Enterprises have accumulated a large quantity of data in the process of informationization, including its service, operation, finance and so on. As the increase of data dimensions and the degree of correlation, the traditional analytical method of BI can no longer fully dig out the value of data. The secondly emerging AI provides for data with a new application model, which can reveal deep relations in the data of high dimension, and precisely make classification and prediction in order to be the foundation of the decisions of the enterprise. Meanwhile, the builder of AI's application to the enterprise has new demands.
First and foremost, AI requires that the builder has the ability to reflect his business into the data. On one hand, the builder needs to be familiar with the process, contents and requirements of the business. On the other hand, he needs to know the currently accessible data resources and connect the requirements of business with data resources together.

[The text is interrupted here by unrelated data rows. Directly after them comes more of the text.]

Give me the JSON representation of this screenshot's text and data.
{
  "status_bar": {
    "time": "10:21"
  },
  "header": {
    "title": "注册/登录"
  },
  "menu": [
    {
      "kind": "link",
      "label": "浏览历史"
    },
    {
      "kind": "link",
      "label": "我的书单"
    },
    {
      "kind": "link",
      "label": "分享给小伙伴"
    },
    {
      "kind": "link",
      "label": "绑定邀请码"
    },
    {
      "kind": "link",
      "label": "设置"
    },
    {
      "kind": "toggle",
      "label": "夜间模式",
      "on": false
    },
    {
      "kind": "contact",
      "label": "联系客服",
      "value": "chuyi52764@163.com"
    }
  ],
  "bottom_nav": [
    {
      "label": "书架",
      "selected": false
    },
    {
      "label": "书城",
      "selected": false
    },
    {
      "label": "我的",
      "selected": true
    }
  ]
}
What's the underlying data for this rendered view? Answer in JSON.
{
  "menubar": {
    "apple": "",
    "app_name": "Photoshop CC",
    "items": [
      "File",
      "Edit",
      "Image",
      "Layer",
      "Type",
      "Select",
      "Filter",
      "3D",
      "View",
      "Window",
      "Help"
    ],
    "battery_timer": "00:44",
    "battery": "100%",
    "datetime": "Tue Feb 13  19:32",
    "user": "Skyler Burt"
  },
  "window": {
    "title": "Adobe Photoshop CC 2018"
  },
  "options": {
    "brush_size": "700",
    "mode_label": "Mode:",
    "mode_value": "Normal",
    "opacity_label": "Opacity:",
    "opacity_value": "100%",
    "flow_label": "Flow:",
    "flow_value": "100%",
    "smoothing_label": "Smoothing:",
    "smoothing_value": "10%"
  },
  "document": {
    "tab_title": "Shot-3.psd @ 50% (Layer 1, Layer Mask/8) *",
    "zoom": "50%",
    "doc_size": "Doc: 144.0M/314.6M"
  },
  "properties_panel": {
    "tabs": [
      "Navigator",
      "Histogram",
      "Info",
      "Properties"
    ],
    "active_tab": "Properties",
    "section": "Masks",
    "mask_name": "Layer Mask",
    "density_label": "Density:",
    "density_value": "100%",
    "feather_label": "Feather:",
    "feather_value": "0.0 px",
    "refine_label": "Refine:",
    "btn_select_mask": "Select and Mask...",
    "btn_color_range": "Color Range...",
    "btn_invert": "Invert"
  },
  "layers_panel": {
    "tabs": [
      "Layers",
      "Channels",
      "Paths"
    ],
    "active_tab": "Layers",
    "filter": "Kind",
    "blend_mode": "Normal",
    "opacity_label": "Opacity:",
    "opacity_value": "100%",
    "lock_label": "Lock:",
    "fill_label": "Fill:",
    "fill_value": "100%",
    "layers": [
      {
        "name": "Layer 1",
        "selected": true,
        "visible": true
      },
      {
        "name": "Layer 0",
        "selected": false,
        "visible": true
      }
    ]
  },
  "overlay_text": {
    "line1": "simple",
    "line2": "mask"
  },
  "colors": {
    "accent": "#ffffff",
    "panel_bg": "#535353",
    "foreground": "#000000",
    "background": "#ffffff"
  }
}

Secondly, AI requires that the builder has the ability to develop the data modeling and algorithm modeling. The builder has to possess professional knowledge on such realms like statistics, machine learning and deep learning etc. Besides, he can develop the data modeling and algorithm modeling according to the requirements of business scenarios. In terms of these models, he can do practice, examinations and optimization so that they can satisfy the requirements of business application.
Furthermore, the application builders of enterprise need to transform the traditional application-building method, understand the application’s content and working mode at the AI level. Finally apply a new-type application for regression、classification、prediction、association discovery and other types of scenes.
Thus, a solution which can help enterprises to use AI model and algorithm easily and quickly, has become an urgent requirement.
The solution we provided includes mainstream machine learning and deep learning algorithm, supports clustering and dimensionality reduction、classification analysis、regression prediction、association detection、statistical analysis、data visualization and other intelligent analysis scenarios, meanwhile, provides mainstream algorithm and modeling facing algorithm process training.
We offer interactive and WYSIWYG analyzing and process modeling interface. It supports users to set up testbed for AI analysis. By trying different algorithm intuitively, we establish data analysis process and model, and further train、test、verification and update the process.